C’è quindi una discrepanza tra la terminologia giuridica e il nome comunemente usata dai media e anche nei siti governativi, con tutti gli svantaggi che comportano i concetti che non sono denominati in modo univoco. Detto questo, non classificherei stalking come anglicismo superfluo ma utile, anche perché è un internazionalismo: è usato infatti in parecchie lingue, tra cui il francese e il tedesco. Inoltre, è in uso in italiano ormai da una ventina di anni e identifica il concetto in modo inequivocabile.

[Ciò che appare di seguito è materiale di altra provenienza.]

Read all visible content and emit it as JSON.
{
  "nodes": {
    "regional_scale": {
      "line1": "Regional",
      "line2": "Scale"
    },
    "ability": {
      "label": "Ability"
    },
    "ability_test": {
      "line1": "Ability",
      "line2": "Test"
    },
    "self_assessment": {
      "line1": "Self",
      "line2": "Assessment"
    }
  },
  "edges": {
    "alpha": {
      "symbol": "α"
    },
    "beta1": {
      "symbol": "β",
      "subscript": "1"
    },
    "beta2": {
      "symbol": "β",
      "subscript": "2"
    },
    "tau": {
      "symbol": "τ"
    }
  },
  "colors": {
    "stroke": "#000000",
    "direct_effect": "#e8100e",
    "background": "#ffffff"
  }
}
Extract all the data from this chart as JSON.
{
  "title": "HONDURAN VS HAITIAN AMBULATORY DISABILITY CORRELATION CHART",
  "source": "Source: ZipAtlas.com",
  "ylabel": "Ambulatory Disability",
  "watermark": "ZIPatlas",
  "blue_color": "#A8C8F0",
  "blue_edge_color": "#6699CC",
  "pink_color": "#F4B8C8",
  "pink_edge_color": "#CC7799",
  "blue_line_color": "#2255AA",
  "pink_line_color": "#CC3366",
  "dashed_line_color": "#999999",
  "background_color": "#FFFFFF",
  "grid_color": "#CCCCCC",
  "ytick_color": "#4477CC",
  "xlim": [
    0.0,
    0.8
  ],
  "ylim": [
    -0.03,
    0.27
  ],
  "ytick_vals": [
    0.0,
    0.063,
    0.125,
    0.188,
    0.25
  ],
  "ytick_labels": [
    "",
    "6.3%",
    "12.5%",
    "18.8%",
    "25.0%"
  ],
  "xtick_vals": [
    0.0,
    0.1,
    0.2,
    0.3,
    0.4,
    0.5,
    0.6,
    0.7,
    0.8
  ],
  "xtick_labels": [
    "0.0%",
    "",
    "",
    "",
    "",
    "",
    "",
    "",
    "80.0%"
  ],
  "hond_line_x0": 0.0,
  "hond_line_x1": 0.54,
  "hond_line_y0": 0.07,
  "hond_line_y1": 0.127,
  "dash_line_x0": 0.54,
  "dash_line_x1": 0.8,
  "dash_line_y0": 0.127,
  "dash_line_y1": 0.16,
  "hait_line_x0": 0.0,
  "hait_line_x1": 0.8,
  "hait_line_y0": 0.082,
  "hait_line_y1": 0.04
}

@Stefano, grazie per gli esempi. Non ho competenze in materia, ma se esiste già il termine scissione dei pagamenti (sito Agenzia delle Entrate), a cosa serve l’anglicismo?
Luciano:
Sono d’accordo anche hamburger andrebbe evitato, meglio polpetta schiacciata
Carlo:
Riguardo lo stalking ho trovato questa interessante pagina sul sito dell’Accademia della Crusca:
http://www.accademiadellacrusca.it/it/lingua-italiana/consulenza-linguistica/domande-risposte/inglese-stalking-italiano
Licia:
@Carlo, grazie, riferimento molto interessante. Riporto alcune frasi significative:
[…] Come spesso accade, il forestierismo, non essendo trasparente nella sua motivazione etimologica, si offre come “contenitore ideale” di un significato che fa riferimento a una realtà molto complessa, tanto nelle forme che può assumere, quanto nella tipologia dei protagonisti.
[…] Si tratta in effetti di una voce di indubbio successo, non solo nel nostro paese: da un sondaggio condotto in rete il 30 ottobre scorso, le occorrenze in tutte le lingue di stalking raggiungono 28.700.000. Tra le lingue europee la nostra sembra essere una delle più recettive (1.770.000 risultati), seguita dal tedesco (1.240.000) e, a molto distanza, dallo spagnolo (481.000) e dal francese (309.000).
[…] Di fronte all’alta resa funzionale del termine inglese, gli equivalenti italiani usati in giurisprudenza [atti persecutori] e in psichiatria [molestie assillanti] non mostrano la stessa immediatezza e non rispondono alle esigenze dello stile giornalistico.